Cinema can be a wondrous thing that gives us insight into the world and our souls but nowhere is cinema as powerful and heart-wrenching as in the world of documentaries. While movies are frequently based on reality or even dramatized versions of reality they are often just that: dramatizations whereas documentaries, even if they manipulate the source material to some extent are maid out of scraps of reality. Here are five of the best documentaries of the last decade, available for the most part on-demand for free as part of Comcast internet deals and similar offers from major providers.
5. Fahrenheit 9/11
Michael Moore sometimes veers from the realm of documentary into that of propaganda film but there is no denying that Fahrenheit 9/11 is one of the most powerful movies of the past decade. Released in an election year it didn’t manage to achieve anything politically but it made a lot of people take a good look at themselves and their government. Quite a few people, actually as the movie still is the top grossing documentary feature of all time.
4. Some Kind of Monster
In the early 2000s Metallica was no longer the trash metal giant that it had once been. In fact it was on the edge of break-up, with long time bassist Newsted departing and Hetfield entering rehab. Some Kind of Monster is an honest and disturbing look at how one of the greatest bands in the world managed to survive one of the most turbulent periods in its history.
3. An Inconvenient Truth
Al Gore managed to do with one movie what a generation of scientists had not been able to do before. He presented a concise and well-constructed argumentation drawing attention on the issue of Global Warming, something that might still be contested today but at least it is acknowledged as a topic of discussion.
2. Man on Wire
This 2008 masterpiece of documentary filmmaking presents the story of Philippe Petit, the tightrope walker who crossed the distance between the twin towers on nothing but a thin wire cable.
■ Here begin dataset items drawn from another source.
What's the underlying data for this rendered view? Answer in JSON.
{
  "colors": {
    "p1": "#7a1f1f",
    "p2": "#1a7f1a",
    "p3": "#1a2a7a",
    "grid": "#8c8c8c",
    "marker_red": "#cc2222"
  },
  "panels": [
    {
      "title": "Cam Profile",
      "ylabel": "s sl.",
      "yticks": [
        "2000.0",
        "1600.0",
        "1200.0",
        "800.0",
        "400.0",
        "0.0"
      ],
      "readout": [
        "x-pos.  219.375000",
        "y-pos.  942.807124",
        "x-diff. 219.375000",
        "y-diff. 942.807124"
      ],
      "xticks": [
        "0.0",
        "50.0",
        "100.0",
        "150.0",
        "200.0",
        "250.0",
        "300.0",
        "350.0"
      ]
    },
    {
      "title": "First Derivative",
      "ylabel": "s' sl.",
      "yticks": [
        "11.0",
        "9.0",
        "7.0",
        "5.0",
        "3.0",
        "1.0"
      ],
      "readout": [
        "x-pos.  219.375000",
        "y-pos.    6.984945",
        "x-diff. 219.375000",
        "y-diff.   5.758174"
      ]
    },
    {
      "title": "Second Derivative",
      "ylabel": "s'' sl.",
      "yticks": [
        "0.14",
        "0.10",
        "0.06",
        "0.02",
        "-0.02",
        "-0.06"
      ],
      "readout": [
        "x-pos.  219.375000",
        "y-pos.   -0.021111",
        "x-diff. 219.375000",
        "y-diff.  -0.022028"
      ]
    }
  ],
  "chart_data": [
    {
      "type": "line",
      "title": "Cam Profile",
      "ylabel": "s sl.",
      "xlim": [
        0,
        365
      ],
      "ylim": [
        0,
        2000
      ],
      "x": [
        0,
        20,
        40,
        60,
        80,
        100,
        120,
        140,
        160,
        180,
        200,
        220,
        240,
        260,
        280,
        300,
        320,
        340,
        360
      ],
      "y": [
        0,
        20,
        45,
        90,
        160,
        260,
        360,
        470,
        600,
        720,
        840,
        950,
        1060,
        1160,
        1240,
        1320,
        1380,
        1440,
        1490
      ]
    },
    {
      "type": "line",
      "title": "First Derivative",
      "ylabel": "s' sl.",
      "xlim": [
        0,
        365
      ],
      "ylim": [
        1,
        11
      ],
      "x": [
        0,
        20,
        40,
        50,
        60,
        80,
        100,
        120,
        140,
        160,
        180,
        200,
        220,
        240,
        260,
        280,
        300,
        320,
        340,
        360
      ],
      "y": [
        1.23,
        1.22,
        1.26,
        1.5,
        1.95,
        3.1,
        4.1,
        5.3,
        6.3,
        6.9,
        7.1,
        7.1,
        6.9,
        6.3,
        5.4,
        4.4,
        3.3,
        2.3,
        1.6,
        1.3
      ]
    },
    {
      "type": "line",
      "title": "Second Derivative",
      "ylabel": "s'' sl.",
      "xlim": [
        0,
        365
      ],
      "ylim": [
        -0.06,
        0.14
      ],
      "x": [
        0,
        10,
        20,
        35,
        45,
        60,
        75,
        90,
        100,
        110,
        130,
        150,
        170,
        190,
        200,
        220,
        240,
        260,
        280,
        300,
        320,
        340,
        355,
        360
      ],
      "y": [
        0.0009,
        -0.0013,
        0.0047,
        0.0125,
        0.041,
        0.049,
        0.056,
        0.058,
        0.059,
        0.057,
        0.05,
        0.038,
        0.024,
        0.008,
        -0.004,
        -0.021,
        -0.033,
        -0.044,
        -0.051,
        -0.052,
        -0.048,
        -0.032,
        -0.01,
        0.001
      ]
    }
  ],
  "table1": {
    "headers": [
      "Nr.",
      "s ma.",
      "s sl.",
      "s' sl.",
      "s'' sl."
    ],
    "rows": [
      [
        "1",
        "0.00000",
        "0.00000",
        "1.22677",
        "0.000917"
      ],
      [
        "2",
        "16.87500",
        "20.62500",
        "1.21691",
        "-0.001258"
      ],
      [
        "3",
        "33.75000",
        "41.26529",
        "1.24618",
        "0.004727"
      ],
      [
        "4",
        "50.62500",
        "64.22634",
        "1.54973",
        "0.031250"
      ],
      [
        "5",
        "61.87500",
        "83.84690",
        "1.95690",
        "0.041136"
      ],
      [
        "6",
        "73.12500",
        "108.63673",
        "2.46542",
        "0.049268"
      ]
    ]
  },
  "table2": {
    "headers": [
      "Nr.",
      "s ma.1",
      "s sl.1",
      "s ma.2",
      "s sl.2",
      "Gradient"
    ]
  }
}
He spent more than an hour on that cable and his story and the footage of his performance carefully applied a soothing balm on the still aching heart of a grieving city.
1. Grizzly man
Werner Herzog’s equally sad and sedate documentary was made with actual found footage recovered after the tragic death of the protagonist, Timothy Treadwell, a bear enthusiast killed by a bear in 2003. Herzog collates interviews with family members with excerpts from over 100 hours of footage shot by Treadwell himself. The film also offers counterpoints to Treadwell’s actions through interviews with bear experts and Rangers and by Herzog’s narration itself. Grizzly Man is a tale of obsession and its consequences and one of the best documentary films ever created.